His most important work, the Critique of Pure Reason, was first published in 1781, when he was 57 years old, although it was subsequently revised in the second edition in 1787. In this work, Kant attempts to resolve the problem of knowledge, which had caused a crisis in philosophy, the clearest expression of which was the subjective idealism of Berkeley and the scepticism of Hume. Kant’s declared aim was to finish off the old metaphysics which "appears to furnish an arena specially adapted for the display of skill or the exercise of strength in mock-contests—a field in which no combatant ever yet succeeded in gaining an inch of ground, in which, at least, no victory was ever yet crowned with permanent possession." (Op. cit., p.11.)

The great successes of natural science, especially in Britain, meant that knowledge could not be confined to mere abstract speculation, which sucked its theories out of its thumb. Determined to break with this "metaphysics," Kant decided that it was necessary to go back to fundamentals. He decided to tackle the thorny question of how true knowledge was to be obtained. On the one hand, the striking advances of natural science pointed the way forward. All those questions about the nature of the universe and man’s place in it could not be solved by abstract speculation, but only by observation and experiment.

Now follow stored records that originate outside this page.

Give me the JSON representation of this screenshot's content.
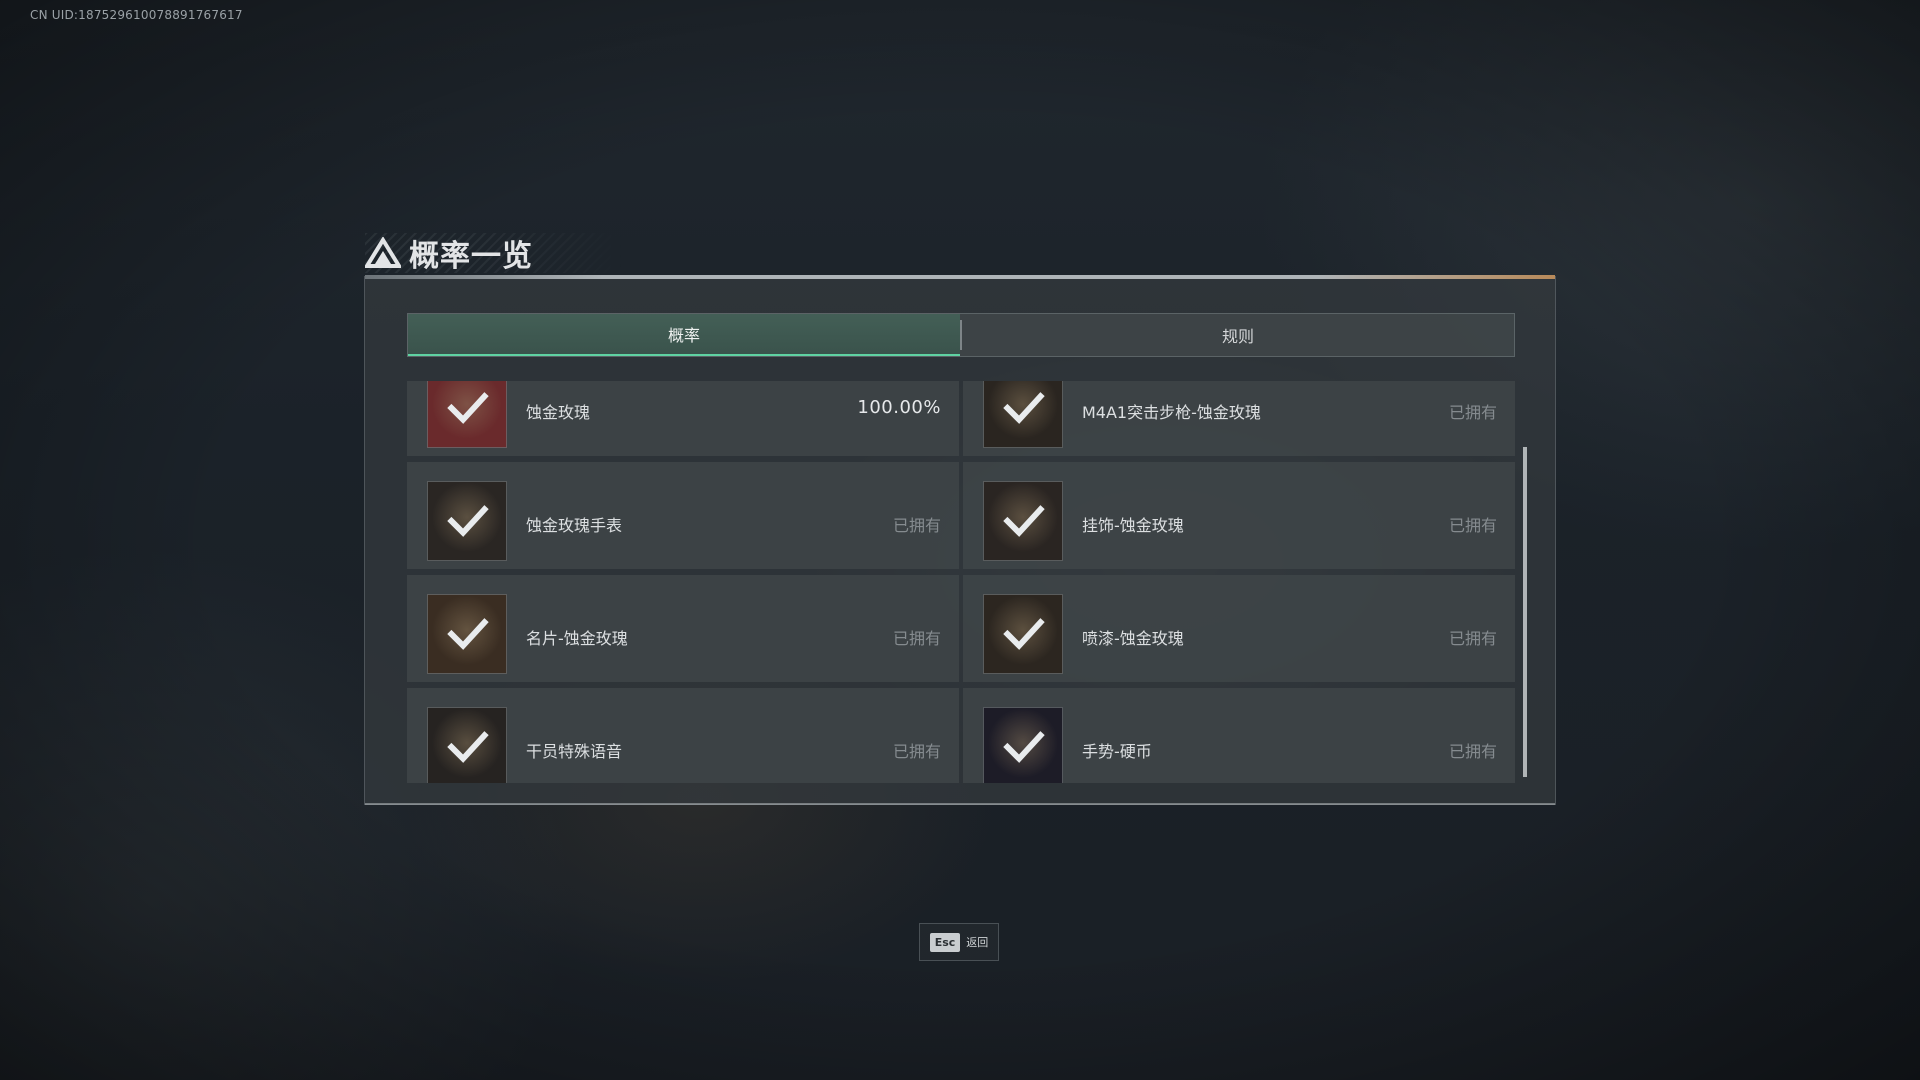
{
  "uid_text": "CN UID:187529610078891767617",
  "dialog": {
    "title": "概率一览",
    "tabs": [
      {
        "label": "概率",
        "active": true
      },
      {
        "label": "规则",
        "active": false
      }
    ]
  },
  "items": [
    {
      "name": "蚀金玫瑰",
      "status": "100.00%",
      "icon": "operator-skin-icon",
      "thumb_color": "#6a2a2c"
    },
    {
      "name": "M4A1突击步枪-蚀金玫瑰",
      "status": "已拥有",
      "icon": "rifle-skin-icon",
      "thumb_color": "#2a2520"
    },
    {
      "name": "蚀金玫瑰手表",
      "status": "已拥有",
      "icon": "watch-icon",
      "thumb_color": "#2a2623"
    },
    {
      "name": "挂饰-蚀金玫瑰",
      "status": "已拥有",
      "icon": "charm-icon",
      "thumb_color": "#2a2522"
    },
    {
      "name": "名片-蚀金玫瑰",
      "status": "已拥有",
      "icon": "name-card-icon",
      "thumb_color": "#3a2d22"
    },
    {
      "name": "喷漆-蚀金玫瑰",
      "status": "已拥有",
      "icon": "spray-icon",
      "thumb_color": "#2c2620"
    },
    {
      "name": "干员特殊语音",
      "status": "已拥有",
      "icon": "voice-line-icon",
      "thumb_color": "#262321"
    },
    {
      "name": "手势-硬币",
      "status": "已拥有",
      "icon": "gesture-icon",
      "thumb_color": "#1d1c27"
    }
  ],
  "footer": {
    "esc_key": "Esc",
    "back_label": "返回"
  }
}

The task of the sciences is not merely to collect a heap of facts. It is to obtain a rational insight into the workings of nature. For this, mere generalisations are insufficient. Thinking must not be passive but active, as Kant understood. It is not an accident that the title of his greatest work refers to Reason (Vernunft), which he clearly distinguishes from mere Understanding (Verstand). But are the forms of reason adequate to comprehend reality? Kant subjected these logical forms to a searching criticism, and showed that the traditional logic falls into a state of contradiction (antimony). Kant showed that it was possible to derived diametrically opposite conclusions from the same propositions. But in Kant, this contradiction remains unresolved.